At this stage, data may:

arrive at irregular intervals
require decoding and transformation
lack consistent identity attribution
be difficult to expose safely to external systems

This affects how system state is formed before it reaches enterprise platforms.

The first mile therefore plays a central role in determining the overall reliability of downstream systems.

Altior as a data-in-transit platform

Altior operates at this boundary as a data-in-transit platform between operational technology (OT) and enterprise systems.

Rather than acting as a storage layer, it manages how data is:

received from devices
interpreted and structured
secured and governed
made available to consuming systems

Data is normalised into consistent semantic structures, allowing different asset types to be represented using a common schema.

This provides a uniform interface for systems that consume operational data, reducing the need for device-specific integrations.

Alignment with agentic system requirements

Stateful digital twins as concurrent processes

Each asset is represented as a digital twin implemented as a stateful, concurrent process.

This means that:

each twin maintains its own state
processes run independently
communication occurs asynchronously

Each twin is responsible for:

tracking the current state of the asset
managing communication with the device
applying transformation and validation logic

These processes are supervised, meaning that if a process fails, it is restarted and restored to its previous state.
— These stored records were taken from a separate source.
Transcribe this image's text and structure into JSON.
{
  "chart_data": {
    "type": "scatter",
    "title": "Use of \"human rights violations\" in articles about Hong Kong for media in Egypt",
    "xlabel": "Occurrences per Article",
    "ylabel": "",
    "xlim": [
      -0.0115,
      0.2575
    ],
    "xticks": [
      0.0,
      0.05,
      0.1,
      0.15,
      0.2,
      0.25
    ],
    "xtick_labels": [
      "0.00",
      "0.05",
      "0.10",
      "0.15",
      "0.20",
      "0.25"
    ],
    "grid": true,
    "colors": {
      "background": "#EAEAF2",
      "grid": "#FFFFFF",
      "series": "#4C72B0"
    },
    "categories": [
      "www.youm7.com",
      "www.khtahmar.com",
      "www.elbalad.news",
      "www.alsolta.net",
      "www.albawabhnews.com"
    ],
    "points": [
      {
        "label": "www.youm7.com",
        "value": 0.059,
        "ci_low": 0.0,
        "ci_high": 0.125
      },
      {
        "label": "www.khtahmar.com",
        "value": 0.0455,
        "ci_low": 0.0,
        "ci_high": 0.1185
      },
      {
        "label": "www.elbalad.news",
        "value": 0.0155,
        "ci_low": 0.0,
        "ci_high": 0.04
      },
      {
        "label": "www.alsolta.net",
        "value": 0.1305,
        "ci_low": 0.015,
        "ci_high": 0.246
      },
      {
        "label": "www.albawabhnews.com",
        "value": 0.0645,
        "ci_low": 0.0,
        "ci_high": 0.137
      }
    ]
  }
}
This supports continuity and resilience in environments where systems must operate continuously.

A central configuration layer ensures that all twins follow consistent definitions and behaviours.
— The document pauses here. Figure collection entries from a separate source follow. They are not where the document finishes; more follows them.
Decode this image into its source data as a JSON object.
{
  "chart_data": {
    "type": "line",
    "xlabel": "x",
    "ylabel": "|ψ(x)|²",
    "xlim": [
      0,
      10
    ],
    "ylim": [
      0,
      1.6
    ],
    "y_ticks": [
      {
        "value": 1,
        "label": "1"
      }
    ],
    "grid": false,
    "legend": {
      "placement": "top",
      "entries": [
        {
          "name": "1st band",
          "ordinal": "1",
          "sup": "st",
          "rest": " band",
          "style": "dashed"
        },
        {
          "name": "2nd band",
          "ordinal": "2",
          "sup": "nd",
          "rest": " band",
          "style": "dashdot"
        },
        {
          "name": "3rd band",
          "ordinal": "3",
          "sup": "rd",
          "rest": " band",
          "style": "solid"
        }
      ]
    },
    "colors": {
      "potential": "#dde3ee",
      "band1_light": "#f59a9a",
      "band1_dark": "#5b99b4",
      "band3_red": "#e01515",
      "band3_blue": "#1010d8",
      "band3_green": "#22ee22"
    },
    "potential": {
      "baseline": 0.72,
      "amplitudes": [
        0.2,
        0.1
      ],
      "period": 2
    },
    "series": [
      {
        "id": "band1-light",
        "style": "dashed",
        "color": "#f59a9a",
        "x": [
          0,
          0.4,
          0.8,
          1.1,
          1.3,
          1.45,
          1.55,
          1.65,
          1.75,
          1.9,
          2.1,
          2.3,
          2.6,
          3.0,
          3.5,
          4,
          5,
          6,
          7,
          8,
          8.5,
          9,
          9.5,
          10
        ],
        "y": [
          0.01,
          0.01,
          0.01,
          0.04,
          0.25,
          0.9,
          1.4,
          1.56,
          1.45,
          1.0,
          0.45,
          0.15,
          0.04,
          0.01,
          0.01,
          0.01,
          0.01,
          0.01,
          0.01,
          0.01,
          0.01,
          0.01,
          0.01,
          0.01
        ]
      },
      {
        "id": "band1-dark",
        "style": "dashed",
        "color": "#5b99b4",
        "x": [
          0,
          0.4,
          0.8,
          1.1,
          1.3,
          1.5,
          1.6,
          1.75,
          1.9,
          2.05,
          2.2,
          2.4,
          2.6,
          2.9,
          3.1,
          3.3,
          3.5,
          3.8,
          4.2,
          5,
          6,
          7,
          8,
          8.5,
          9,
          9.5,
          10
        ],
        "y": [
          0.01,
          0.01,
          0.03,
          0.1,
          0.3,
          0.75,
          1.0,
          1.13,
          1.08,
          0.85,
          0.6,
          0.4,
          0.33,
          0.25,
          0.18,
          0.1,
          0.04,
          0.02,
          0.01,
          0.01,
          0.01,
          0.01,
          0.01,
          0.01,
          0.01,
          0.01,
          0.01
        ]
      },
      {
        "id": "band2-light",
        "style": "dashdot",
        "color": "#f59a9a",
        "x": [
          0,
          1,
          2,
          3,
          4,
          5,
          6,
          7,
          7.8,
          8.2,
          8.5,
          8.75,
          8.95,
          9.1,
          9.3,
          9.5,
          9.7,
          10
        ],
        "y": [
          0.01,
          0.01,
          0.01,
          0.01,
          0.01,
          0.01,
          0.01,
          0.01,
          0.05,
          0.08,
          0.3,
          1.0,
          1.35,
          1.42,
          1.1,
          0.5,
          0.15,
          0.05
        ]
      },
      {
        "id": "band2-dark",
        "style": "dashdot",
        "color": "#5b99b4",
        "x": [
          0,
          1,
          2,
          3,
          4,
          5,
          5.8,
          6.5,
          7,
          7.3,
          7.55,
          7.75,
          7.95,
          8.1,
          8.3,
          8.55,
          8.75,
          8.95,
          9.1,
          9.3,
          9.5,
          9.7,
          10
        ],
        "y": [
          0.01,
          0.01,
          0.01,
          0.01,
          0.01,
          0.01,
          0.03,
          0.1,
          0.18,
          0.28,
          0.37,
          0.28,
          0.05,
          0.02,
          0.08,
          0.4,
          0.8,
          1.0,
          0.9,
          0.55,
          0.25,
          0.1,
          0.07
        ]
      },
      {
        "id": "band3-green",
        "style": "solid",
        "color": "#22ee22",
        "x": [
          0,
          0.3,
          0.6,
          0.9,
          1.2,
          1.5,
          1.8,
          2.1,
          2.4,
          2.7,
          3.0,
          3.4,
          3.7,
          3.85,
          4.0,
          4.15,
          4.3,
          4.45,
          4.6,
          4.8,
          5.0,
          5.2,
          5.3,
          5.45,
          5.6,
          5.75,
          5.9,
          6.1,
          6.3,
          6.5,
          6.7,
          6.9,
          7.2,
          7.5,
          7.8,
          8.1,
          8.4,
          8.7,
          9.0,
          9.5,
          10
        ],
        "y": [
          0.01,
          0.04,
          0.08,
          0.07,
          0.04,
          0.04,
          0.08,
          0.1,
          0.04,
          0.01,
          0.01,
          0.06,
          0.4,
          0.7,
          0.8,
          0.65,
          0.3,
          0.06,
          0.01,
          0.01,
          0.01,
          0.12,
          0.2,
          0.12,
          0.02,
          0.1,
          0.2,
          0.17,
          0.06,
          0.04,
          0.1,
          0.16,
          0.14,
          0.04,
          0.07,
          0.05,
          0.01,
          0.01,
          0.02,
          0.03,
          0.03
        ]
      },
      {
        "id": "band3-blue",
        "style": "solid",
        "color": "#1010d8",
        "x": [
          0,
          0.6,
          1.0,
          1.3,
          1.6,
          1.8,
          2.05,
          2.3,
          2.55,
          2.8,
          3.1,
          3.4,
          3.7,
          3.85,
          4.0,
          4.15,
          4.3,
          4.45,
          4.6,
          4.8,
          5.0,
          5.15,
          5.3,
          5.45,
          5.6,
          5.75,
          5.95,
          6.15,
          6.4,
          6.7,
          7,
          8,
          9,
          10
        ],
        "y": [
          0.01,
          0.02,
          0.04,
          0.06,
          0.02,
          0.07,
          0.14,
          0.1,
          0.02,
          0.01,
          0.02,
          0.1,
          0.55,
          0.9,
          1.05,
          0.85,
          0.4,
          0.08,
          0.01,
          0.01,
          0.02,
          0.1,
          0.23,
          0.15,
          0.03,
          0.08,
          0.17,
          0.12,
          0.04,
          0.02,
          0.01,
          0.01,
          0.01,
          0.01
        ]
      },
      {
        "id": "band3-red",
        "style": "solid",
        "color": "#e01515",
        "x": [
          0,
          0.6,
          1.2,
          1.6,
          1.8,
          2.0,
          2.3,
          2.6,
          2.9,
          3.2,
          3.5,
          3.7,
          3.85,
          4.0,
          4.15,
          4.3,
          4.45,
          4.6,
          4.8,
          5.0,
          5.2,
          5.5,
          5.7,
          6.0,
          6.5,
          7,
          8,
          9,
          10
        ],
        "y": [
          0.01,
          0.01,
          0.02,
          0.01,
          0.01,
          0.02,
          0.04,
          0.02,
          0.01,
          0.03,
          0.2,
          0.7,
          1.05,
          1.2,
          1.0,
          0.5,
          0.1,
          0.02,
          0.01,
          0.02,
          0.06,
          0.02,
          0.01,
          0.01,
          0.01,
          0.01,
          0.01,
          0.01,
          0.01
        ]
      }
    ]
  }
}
Event-driven processing and controlled execution

Data is processed as events at the point of ingestion.

This enables:

immediate interpretation of incoming data
local handling of conditions and thresholds
reduction of unnecessary data transmission

Altior separates the control plane from the data plane. Decisions originating from external systems are evaluated against local policies before being executed.

This allows systems to maintain defined boundaries around how actions are carried out.
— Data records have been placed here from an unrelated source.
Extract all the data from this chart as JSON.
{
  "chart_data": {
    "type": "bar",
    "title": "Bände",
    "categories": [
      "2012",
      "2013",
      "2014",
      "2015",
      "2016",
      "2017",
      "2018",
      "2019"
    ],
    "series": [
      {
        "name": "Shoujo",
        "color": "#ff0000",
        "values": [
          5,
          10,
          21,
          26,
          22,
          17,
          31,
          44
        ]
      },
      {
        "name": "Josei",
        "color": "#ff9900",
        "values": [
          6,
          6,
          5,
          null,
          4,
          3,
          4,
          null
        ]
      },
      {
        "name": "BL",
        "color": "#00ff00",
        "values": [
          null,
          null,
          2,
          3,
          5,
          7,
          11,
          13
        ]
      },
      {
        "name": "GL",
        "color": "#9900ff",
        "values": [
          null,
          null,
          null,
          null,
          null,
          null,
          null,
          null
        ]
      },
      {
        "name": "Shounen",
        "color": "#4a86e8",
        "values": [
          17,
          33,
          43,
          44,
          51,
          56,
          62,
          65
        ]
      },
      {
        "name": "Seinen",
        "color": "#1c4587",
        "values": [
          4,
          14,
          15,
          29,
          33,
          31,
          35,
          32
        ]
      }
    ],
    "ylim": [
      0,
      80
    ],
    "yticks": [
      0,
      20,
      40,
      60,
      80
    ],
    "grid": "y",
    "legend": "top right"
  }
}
Protocol abstraction and standardisation

Industrial environments include a wide range of communication protocols and device types.

Altior abstracts these differences by:

virtualising communication layers
normalising data into consistent schemas

This enables systems to interact with diverse assets through a unified interface, supporting scalability and reducing integration complexity.

Observability and feedback loops

The platform provides visibility into:

data flow characteristics
system behaviour
processing outcomes

This supports monitoring, validation, and continuous improvement of systems that depend on operational data.

Security and governance at ingestion

Governance is applied at the point where data enters the system.

This includes:

identity verification
role-based access control
encryption of data in motion
key management
audit logging

Applying these controls at ingestion ensures that data remains secure and traceable throughout its lifecycle.

Sovereignty and operational boundaries

Industrial systems operate within defined organisational and regulatory contexts.

This requires control over:

where data is processed
how it is accessed
how actions are authorised

Altior supports deployment models that maintain these controls within operational boundaries, including on-premise and private cloud environments.

In this context, sovereignty relates to control over identity, policy, and execution rather than location alone.

Conclusion

Agentic systems rely on accurate and continuously maintained representations of the environments in which they operate.

In industrial contexts, this is established at the first mile, where data is captured, structured, and governed.

When this layer provides:

available and consistent state
standardised data structures
verified identity and provenance
controlled and observable execution

systems can operate on a reliable representation of physical conditions.

Altior provides these capabilities at the boundary between operational and enterprise systems, enabling downstream platforms to interact with data that is structured, current, and governed.

This supports the deployment of agentic systems within real-world operational environments.